Canada may have given birth to the “First Lady of the Guitar,” Liona Boyd, but there have been many women since who have excelled on the instrument predominated by men.
Adopted Quebecer Christine Tassan is one of them.
The French-born guitarist and her band play a style of music that has typically been associated with male players and in particular, gypsy-jazz guitar godfather Django Reinhardt.
Although Reinhardt is an inspiration, Tassan et les Imposteures (the e at the end of the band’s name refers to their gender and is a cheeky reference that they are women who play male-centric gypsy music) put their own spin on “manouche” gypsy-jazz swing, à la Quintette du Hot Club de France.
“I understand it from a cultural point of view that it’s mostly men that play this kind of music and why it’s tough to find women who are not from a gypsy community to play this music,” said Tassan, who with les Imposteures plays the second concert of the North Okanagan Community Concert season, Nov. 1 at the Vernon Performing Arts Centre.
“We like the freedom of changing things up and giving more variety to the different styles. It is not pure gypsy-jazz.”
Tassan and her fellow musicians’ backgrounds are as diverse as their music.
Born in France, Tassan began studying classical guitar when she was 11 and later immigrated to Montreal in 1994 to continue her studies – in engineering – at McGill University.
“I worked for 10 years as an electrical engineer and quit engineering to go into music full time about 13 years ago,” said Tassan, adding, “I know a lot of engineers who are also musicians.”
Tassan started performing her own songs as a folk singer and guitarist, but says she always added a jazz influence to her music.
“I listened to a lot of CDs from Django and saw (jazz guitarist) Angelo Debarre when he came to play in Montreal to do an homage to Django. That was a big influence,” she said.
Already friends, Tassan teamed up with fellow musician, rhythm guitarist Lise-Anne Ross (who is unable to make the B.C. tour), who has a background in jazz, and violinist Martine Gaumond, who comes from a classical background and also plays traditional Québécois music.
After replacing their bassist a few times, the women more recently added Blanche Baillargeon to the lineup. (Baillargeon also plays and sings music from the ‘50s, and is in an all-female tribute to Louis Armstrong called Miss Satchmo.)
“Compared to other gypsy-jazz groups, we are instrumentalists, but we also sing and combine our voices into three and four-part harmonies,” said Tassan.
That will be evident when the women perform songs in both French and English, as well as instrumentals from their last three albums, including latest C’est l’heure de l’Apéro, which translated means ‘happy hour.”

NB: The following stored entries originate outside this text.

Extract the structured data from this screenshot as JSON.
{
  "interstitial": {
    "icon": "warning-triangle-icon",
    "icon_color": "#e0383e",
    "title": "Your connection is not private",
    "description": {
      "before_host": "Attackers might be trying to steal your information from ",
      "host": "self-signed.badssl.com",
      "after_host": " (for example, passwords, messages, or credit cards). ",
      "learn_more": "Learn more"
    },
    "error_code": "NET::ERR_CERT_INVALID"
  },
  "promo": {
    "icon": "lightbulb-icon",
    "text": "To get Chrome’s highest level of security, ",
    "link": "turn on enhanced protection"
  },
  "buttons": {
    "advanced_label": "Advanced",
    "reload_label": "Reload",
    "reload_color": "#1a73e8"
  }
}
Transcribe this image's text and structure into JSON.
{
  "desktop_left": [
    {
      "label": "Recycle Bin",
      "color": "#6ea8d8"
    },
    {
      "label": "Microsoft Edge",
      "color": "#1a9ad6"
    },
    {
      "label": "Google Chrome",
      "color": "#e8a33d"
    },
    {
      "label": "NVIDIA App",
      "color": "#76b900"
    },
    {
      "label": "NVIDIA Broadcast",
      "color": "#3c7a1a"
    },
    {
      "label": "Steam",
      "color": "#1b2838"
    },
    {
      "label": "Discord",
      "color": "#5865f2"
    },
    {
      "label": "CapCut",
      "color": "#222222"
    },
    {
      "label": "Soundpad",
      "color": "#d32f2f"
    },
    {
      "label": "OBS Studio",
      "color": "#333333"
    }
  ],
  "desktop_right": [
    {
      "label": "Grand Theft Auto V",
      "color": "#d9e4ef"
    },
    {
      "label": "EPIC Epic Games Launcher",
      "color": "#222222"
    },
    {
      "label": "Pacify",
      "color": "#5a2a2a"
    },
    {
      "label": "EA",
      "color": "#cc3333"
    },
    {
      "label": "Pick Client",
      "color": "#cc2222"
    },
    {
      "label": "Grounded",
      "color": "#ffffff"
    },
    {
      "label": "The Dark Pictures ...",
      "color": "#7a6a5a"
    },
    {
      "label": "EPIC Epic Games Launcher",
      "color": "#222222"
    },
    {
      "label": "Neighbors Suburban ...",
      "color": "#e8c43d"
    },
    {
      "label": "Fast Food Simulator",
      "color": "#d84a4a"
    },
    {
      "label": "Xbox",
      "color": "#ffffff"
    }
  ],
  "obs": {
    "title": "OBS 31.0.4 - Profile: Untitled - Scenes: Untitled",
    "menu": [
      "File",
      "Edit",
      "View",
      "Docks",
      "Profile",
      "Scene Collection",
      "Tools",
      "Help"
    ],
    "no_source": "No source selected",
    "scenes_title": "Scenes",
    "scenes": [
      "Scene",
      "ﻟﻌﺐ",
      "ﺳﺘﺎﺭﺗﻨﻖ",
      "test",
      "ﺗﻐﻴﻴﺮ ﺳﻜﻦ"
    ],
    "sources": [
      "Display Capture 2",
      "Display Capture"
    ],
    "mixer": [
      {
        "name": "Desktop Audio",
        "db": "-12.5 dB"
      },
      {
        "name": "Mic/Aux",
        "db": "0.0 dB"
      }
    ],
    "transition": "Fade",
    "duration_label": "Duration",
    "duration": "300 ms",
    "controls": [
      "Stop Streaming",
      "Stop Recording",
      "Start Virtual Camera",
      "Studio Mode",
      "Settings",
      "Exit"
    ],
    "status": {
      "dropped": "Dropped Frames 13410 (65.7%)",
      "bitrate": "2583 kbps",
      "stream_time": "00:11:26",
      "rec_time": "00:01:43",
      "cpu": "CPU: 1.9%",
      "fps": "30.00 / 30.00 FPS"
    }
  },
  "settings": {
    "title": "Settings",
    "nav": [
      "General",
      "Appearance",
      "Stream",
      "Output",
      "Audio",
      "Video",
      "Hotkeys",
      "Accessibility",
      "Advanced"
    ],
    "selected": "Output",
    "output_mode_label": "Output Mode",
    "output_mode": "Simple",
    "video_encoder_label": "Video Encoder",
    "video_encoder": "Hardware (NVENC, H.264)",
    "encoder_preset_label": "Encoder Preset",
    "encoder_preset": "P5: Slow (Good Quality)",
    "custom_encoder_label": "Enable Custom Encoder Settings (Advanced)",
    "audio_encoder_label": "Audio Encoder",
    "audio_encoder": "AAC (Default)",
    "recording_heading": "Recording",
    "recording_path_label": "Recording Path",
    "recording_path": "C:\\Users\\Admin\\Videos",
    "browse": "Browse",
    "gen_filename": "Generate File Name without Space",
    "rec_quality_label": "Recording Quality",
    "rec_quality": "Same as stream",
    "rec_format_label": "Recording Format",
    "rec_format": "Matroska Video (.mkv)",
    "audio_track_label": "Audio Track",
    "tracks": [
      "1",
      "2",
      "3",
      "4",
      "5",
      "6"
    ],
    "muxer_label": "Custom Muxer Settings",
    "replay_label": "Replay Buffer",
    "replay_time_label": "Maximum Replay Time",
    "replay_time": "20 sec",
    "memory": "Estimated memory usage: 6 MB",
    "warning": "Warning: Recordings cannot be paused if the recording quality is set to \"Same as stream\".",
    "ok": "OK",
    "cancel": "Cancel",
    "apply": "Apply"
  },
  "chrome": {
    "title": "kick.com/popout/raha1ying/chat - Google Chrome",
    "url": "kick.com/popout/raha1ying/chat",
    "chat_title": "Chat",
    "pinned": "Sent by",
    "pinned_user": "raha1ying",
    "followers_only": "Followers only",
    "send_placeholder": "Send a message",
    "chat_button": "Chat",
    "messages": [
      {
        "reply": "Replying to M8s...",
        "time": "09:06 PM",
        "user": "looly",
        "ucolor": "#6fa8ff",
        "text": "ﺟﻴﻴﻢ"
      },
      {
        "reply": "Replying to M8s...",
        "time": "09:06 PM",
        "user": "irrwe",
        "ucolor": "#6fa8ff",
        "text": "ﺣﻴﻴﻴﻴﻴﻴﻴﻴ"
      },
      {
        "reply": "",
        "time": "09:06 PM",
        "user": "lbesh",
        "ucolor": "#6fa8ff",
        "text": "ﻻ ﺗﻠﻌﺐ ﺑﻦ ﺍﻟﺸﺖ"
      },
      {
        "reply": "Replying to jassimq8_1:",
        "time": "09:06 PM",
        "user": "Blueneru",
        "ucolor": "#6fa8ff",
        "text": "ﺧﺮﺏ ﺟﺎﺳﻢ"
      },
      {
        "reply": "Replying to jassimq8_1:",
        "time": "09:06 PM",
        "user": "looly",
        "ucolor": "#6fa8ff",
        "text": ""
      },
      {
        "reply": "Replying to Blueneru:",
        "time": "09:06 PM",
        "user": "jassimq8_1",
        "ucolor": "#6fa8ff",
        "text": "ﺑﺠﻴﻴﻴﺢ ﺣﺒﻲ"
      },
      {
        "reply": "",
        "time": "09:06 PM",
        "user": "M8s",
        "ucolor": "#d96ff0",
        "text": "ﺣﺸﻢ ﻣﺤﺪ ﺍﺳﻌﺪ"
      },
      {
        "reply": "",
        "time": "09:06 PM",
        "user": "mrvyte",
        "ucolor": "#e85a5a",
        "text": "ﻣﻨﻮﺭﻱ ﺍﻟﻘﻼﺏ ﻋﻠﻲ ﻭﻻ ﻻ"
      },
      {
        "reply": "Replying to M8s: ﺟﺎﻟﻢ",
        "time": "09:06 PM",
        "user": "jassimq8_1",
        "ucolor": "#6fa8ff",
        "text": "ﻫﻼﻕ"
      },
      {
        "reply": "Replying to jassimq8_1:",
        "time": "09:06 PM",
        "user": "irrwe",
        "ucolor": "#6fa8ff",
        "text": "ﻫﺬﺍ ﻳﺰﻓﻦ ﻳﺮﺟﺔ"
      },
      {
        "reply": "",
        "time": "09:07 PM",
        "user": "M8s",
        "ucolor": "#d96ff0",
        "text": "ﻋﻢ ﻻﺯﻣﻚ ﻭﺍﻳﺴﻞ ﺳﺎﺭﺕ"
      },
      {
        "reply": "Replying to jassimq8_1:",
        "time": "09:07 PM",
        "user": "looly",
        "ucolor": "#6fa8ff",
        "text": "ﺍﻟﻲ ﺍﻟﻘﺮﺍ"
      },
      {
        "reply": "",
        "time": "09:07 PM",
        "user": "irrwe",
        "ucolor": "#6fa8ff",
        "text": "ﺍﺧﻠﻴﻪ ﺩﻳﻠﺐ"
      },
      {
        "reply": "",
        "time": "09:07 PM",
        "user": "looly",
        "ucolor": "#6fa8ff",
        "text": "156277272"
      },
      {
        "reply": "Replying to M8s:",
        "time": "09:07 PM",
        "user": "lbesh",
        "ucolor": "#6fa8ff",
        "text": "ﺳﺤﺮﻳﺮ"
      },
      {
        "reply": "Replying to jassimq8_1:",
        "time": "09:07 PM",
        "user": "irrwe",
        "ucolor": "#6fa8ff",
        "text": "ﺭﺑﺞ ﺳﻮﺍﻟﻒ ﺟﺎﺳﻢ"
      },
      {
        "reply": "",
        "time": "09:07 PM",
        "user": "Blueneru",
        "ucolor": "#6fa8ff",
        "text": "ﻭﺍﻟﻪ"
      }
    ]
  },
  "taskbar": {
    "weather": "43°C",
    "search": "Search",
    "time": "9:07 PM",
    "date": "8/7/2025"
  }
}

Tassan et les Imposteures will also perform some of the material from their upcoming fourth album, Entre Félix et Django.
“It’s based on the meeting that Django had with Félix Leclerc, the greatest folk singer to come out of Québec,” said Tassan.
Opening for Tassan et les Imposteures is another female voice in the form of 21-year-old Vernon vocalist Jenae Van Gameren, who is working towards completing her degree in vocal performance with the Royal Conservatory of Toronto.
Van Gameren has studied and trained for 13 years with Armstrong vocal instructor Terry Logan, who will accompany her on piano at the performance.
Along with finishing her voice degree, Van Gameren has been teaching private voice lessons for five years and has been a provincial delegate for voice competitions on three different occasions as well as a gold medalist for the Royal Conservatory of Toronto in her voice exams.
Van Gameren has also been active in musical theatre with Lights of Broadway, a musical theatre company that puts on full-scale Broadway musicals at the Vernon Performing Arts Centre every spring.
She has trained extensively in singing, dancing and acting with this company for 14 years and has performed the roles of Leisl in The Sound of Music, the lead role in Thoroughly Modern Millie, Scarecrow in The Wizard of Oz and Amber Von Tussle in Hairspray.
The North Okanagan Community Concert Association is also holding a fundraiser for a new piano, to replace the old Hamburg Steinway grand at the Performing Arts Centre.
“Our old piano was built in 1886 and restored in 1953 and again in 2003. The new piano was built in 1976 and is now being restored to like-new condition in White Rock for delivery in the fall of 2016,” said NOCCA president Paul Maynes.
“We will be selling all 88 keys on the piano for $100 each so that the final finishing, shipping and insurance is paid for upon delivery.”
The NOCCA has sold close to 40 keys so far, and the idea is to keep the ownership of the piano as that of the community rather than a corporate instrument, added Maynes.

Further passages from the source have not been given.